Nachman Ash a également indiqué que le ministère de la Santé attribuait les contagions actuelles à la vague Omicron, cinquième épidémie de grande ampleur en Israël depuis le début de la pandémie.

« Je ne pense pas que l’augmentation de la morbidité sera importante », a déclaré Ash à la radio de l’armée. « Les capacités hospitalières sont à la hauteur de l’enjeu, nous pouvons tracer l’épidémie et prendre des décisions qui s’imposent au vu des données recueillies. »

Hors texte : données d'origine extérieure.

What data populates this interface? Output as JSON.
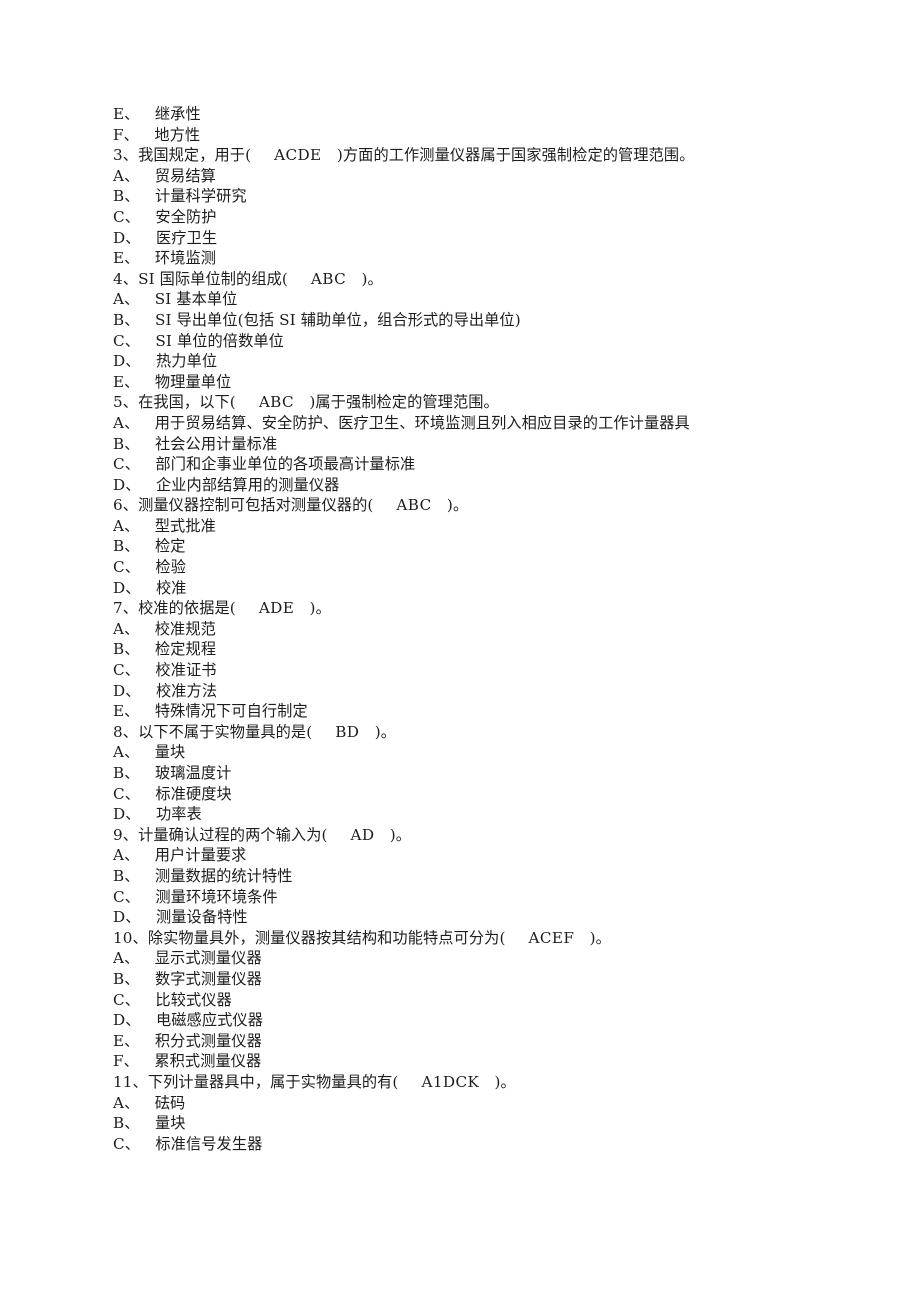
{
  "document": {
    "page_background": "#ffffff",
    "text_color": "#1d1d1d",
    "lines": [
      {
        "kind": "option",
        "label": "E、",
        "text": "继承性"
      },
      {
        "kind": "option",
        "label": "F、",
        "text": "地方性"
      },
      {
        "kind": "stem",
        "number": "3、",
        "text_before": "我国规定，用于(",
        "answer": "ACDE",
        "text_after": ")方面的工作测量仪器属于国家强制检定的管理范围。"
      },
      {
        "kind": "option",
        "label": "A、",
        "text": "贸易结算"
      },
      {
        "kind": "option",
        "label": "B、",
        "text": "计量科学研究"
      },
      {
        "kind": "option",
        "label": "C、",
        "text": "安全防护"
      },
      {
        "kind": "option",
        "label": "D、",
        "text": "医疗卫生"
      },
      {
        "kind": "option",
        "label": "E、",
        "text": "环境监测"
      },
      {
        "kind": "stem",
        "number": "4、",
        "text_before": "SI 国际单位制的组成(",
        "answer": "ABC",
        "text_after": ")。"
      },
      {
        "kind": "option",
        "label": "A、",
        "text": "SI 基本单位"
      },
      {
        "kind": "option",
        "label": "B、",
        "text": "SI 导出单位(包括 SI 辅助单位，组合形式的导出单位)"
      },
      {
        "kind": "option",
        "label": "C、",
        "text": "SI 单位的倍数单位"
      },
      {
        "kind": "option",
        "label": "D、",
        "text": "热力单位"
      },
      {
        "kind": "option",
        "label": "E、",
        "text": "物理量单位"
      },
      {
        "kind": "stem",
        "number": "5、",
        "text_before": "在我国，以下(",
        "answer": "ABC",
        "text_after": ")属于强制检定的管理范围。"
      },
      {
        "kind": "option",
        "label": "A、",
        "text": "用于贸易结算、安全防护、医疗卫生、环境监测且列入相应目录的工作计量器具"
      },
      {
        "kind": "option",
        "label": "B、",
        "text": "社会公用计量标准"
      },
      {
        "kind": "option",
        "label": "C、",
        "text": "部门和企事业单位的各项最高计量标准"
      },
      {
        "kind": "option",
        "label": "D、",
        "text": "企业内部结算用的测量仪器"
      },
      {
        "kind": "stem",
        "number": "6、",
        "text_before": "测量仪器控制可包括对测量仪器的(",
        "answer": "ABC",
        "text_after": ")。"
      },
      {
        "kind": "option",
        "label": "A、",
        "text": "型式批准"
      },
      {
        "kind": "option",
        "label": "B、",
        "text": "检定"
      },
      {
        "kind": "option",
        "label": "C、",
        "text": "检验"
      },
      {
        "kind": "option",
        "label": "D、",
        "text": "校准"
      },
      {
        "kind": "stem",
        "number": "7、",
        "text_before": "校准的依据是(",
        "answer": "ADE",
        "text_after": ")。"
      },
      {
        "kind": "option",
        "label": "A、",
        "text": "校准规范"
      },
      {
        "kind": "option",
        "label": "B、",
        "text": "检定规程"
      },
      {
        "kind": "option",
        "label": "C、",
        "text": "校准证书"
      },
      {
        "kind": "option",
        "label": "D、",
        "text": "校准方法"
      },
      {
        "kind": "option",
        "label": "E、",
        "text": "特殊情况下可自行制定"
      },
      {
        "kind": "stem",
        "number": "8、",
        "text_before": "以下不属于实物量具的是(",
        "answer": "BD",
        "text_after": ")。"
      },
      {
        "kind": "option",
        "label": "A、",
        "text": "量块"
      },
      {
        "kind": "option",
        "label": "B、",
        "text": "玻璃温度计"
      },
      {
        "kind": "option",
        "label": "C、",
        "text": "标准硬度块"
      },
      {
        "kind": "option",
        "label": "D、",
        "text": "功率表"
      },
      {
        "kind": "stem",
        "number": "9、",
        "text_before": "计量确认过程的两个输入为(",
        "answer": "AD",
        "text_after": ")。"
      },
      {
        "kind": "option",
        "label": "A、",
        "text": "用户计量要求"
      },
      {
        "kind": "option",
        "label": "B、",
        "text": "测量数据的统计特性"
      },
      {
        "kind": "option",
        "label": "C、",
        "text": "测量环境环境条件"
      },
      {
        "kind": "option",
        "label": "D、",
        "text": "测量设备特性"
      },
      {
        "kind": "stem",
        "number": "10、",
        "text_before": "除实物量具外，测量仪器按其结构和功能特点可分为(",
        "answer": "ACEF",
        "text_after": ")。"
      },
      {
        "kind": "option",
        "label": "A、",
        "text": "显示式测量仪器"
      },
      {
        "kind": "option",
        "label": "B、",
        "text": "数字式测量仪器"
      },
      {
        "kind": "option",
        "label": "C、",
        "text": "比较式仪器"
      },
      {
        "kind": "option",
        "label": "D、",
        "text": "电磁感应式仪器"
      },
      {
        "kind": "option",
        "label": "E、",
        "text": "积分式测量仪器"
      },
      {
        "kind": "option",
        "label": "F、",
        "text": "累积式测量仪器"
      },
      {
        "kind": "stem",
        "number": "11、",
        "text_before": "下列计量器具中，属于实物量具的有(",
        "answer": "A1DCK",
        "text_after": ")。"
      },
      {
        "kind": "option",
        "label": "A、",
        "text": "砝码"
      },
      {
        "kind": "option",
        "label": "B、",
        "text": "量块"
      },
      {
        "kind": "option",
        "label": "C、",
        "text": "标准信号发生器"
      }
    ]
  }
}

Le directeur général du ministère de la Santé, Nachman Ash, prend la parole lors d’une conférence de presse sur la COVID-19 à Jérusalem, le 12 décembre 2021. (Crédit : Yonatan Sindel/Flash90)

Ce jeudi toujours, le député du Likoud Yuval Steinitz a déclaré avoir été testé positif à la COVID.

« Pendant deux ans, j’ai été prudent », a écrit le député de l’opposition sur Twitter.

Steinitz, qui est vacciné, n’a pas donné de précisions sur son état de santé.